Markman, deciding the answer was ‘no,’ said San Bruno’s decision to sell the land was administrative because the legislative vote to build the hotel had occurred seven years earlier. He said, in Livermore, the city’s intention to sell land to Eden dated back to a legislative decision to build affordable housing in 2009.
“Given the similarity to the San Bruno case, the court cannot grant petitioners writ of mandate,” Markman said. “The proposed referendum seeks to overturn an administrative act, making it something a referendum cannot constitutionally address.”
Markman also rejected MEH’s contention that the Weber’s decision disregarded the will of the voters by not placing the Eden Housing project on a ballot.
Livermore residents, Markman said, had the opportunity to vote for mayor and two city council members on the November ballot and “can continue to hold the council accountable for the project in future elections.”
Mandolini said Eden Housing was grateful to the City of Livermore for its “steadfast support and commitment to this project.”
“We hope the multiple recent legal wins will cause others to think twice before intentionally trying to delay much-needed affordable housing projects throughout the greater Bay Area and California,” Mandolini said.
In contrast, Brent stated that MEH disagreed with Markman’s conclusion that the city’s resolution was an administrative act and not subject to a referendum. The court, she said, was in error when it relied on the Court of Appeal’s decision in the San Bruno case.
“The San Bruno court decision did not address at all the clerk’s ministerial duties to process a referendum, and so the Alameda Superior Court erred in reading the scope of that decision to apply to MEH’s proposed referendum in Livermore,” Brent said. “And unlike in the San Bruno decision, here the City of Livermore did not engage in a typical property sale at market rate negotiated between a buyer and seller. Instead, the city is subsidizing Eden Housing’s $7.8 million acquisition of Lucky site property with a 55-year low-interest loan, spending $5.5 million to finance the project’s public park, which Eden itself was supposed to provide, and agreeing to spend up to $4.3 million to address pre-existing contamination on the property.”
Brent said MEH believes it was inappropriate for the court to find that the clerk did not thwart the will of the voters because Livermore residents had an opportunity to vote for new city council members and a mayor in the November 2022 election.
She justified her conclusion by saying, “The election of individual council members and a mayor is unrelated to the referendum, which is based on an entirely separate fundamental right reserved to the voters under the California Constitution.”
She also noted that construction of Eden Housing will not go forward until the L Street Garage is built across Veterans Way on the south side of the proposed residential development.

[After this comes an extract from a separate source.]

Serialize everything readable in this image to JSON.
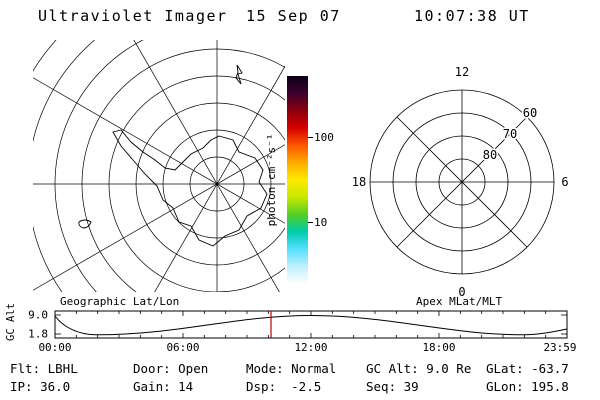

It is needed to replace parking now located on the current Eden site. In addition to the 4-level garage, 16 wells have to be built on the garage land by the city’s garage contractors to address contamination on the L Street Garage and Eden sites.
According to Brent, “The opening of the L Street Garage is well over a year away. Citizens would have time to express their support for a better plan.”
She concluded, “In light of the court’s decision, which we believe was wrongly decided, MEH will continue to assess our options for best ensuring that the voices of thousands of Livermore voters who petitioned for a citywide vote are not ignored.”